Friday, December 9, 2011

Soups 101

On a cold winter day there’s nothing more soothing than a pot of soup simmering on the stove. I’ve spent the recent cooler evenings at home with a warm cup of soup beside a roaring fire. To me, this welcomed environment best symbolizes the beginning of Winter.

Making soup usually begins with sautéing aromatic vegetables such as onions, carrots, celery, with other seasonings in butter oil to create a flavorful base. Most soup recipes call to add a small amount of liquid such as stock, water or wine to the pot. This step recaptures the flavor developed from sautéing. You might also add a thickening agent such as roux, and allow it to cook for a few minutes before the remaining liquids are added.

The process for making a soup is essentially the same as the steps for making a sauce. The difference is that soups are less concentrated in flavor and can be eaten as a food in themselves whereas a sauce is used to accent a finished dish.

Most soups are simmered gently over low heat, requiring little attention other than occasionally stirring to ensure all ingredients are evenly combined.

Cooking Tips For Making A Good Soup

• Slice or chop vegetables uniformly to ensure even cooking.
• Soup should be cooked at a slow simmer to distribute flavors. Stir it often with a wooden or silicon spoon.
• Leafy herbs, such as thyme, parsley, bay leaf may be tied with a string inside a cheese cloth then removed before serving.
• Add your seasonings in small quantities. They will intensify as the soup cooks, and you can always add more seasoning later.
• Cook tougher meats in stock to ensure a more tender texture, then add other ingredients.
• Salt is the most basic ingredient, yet adding of salt must be carefully timed. Take care not to over salt. Some salt substitutes can be a squeeze of lemon or some good quality balsamic vinegar to brighten the flavor of any soup, without the sodium.
• If you are not serving your soup immediately, let it cool before storing it in the refrigerator. Cool your soup to room temperature first, then transfer to refrigerator or freezer. Most soups can freeze exceptionally well.

Garnishing Soups

Croutons add a nice crunchy texture to soups and are perfect to accompany any flavorful soup. Restaurants use day old baguettes and other breads as croutons for soups or salads. At home, take day old breads, remove crusts and cut into ¼ in cubes. Place cubes in mixing bowl, coat with olive oil Arrange cubes on a baking sheet, sprinkle sea salt and fresh ground black pepper.
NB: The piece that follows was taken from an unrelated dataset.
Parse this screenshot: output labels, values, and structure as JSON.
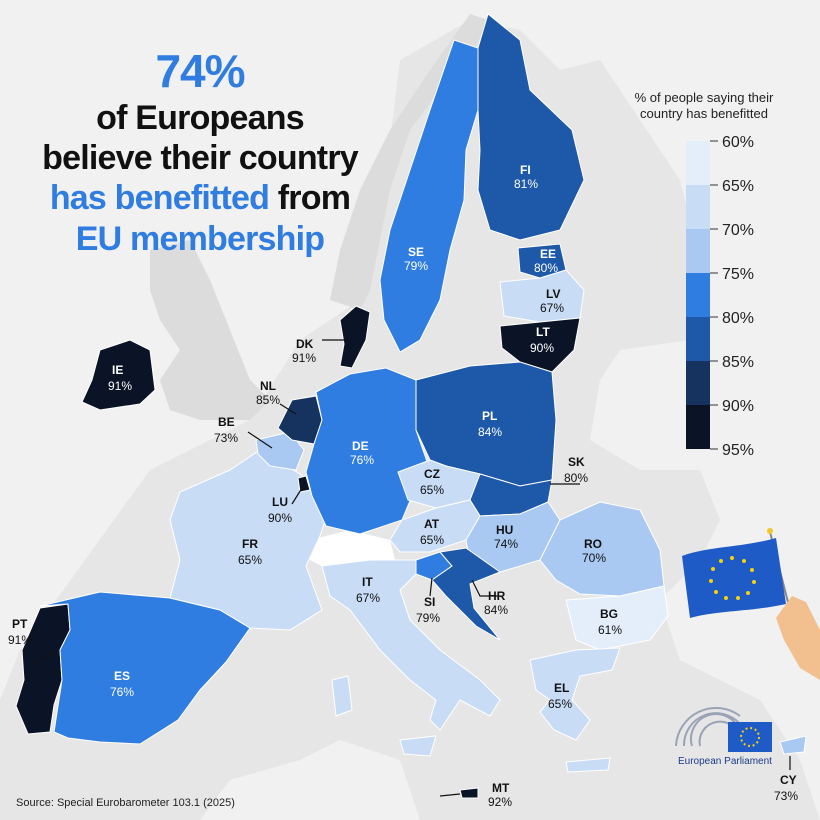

Place in preheated 300F oven. Bake until golden brown, usually 15-20minutes. Cool crotons to room temperature and serve. Croutons may also be stored in airtight container to use later.

There are a variety of nuts to use in a soup to accentuate the flavor. I love toasted hazelnuts in butternut squash soup, for example. Pecans, almonds, or walnuts are also fantastic in soups. To garnish with nuts, sprinkle a small amount decoratively over soup just before serving.

A drizzle of good olive oil or herb flavored oil always add an elegant finish to a soup. Drizzle a small circle of oil, in the middle of the soup, and garnish the center with a pinch of fresh herb with a chiffonade cut.

Finely cut, raw vegetables are another great garnish for soups. Float them on top, cut into a small dice or cut into jullineen sticks, like straws in a bowl, for a more dramatic presentation.

If nothing else, you can always garnish only with a neatly cut fresh herb, in a contrasting color to the soup.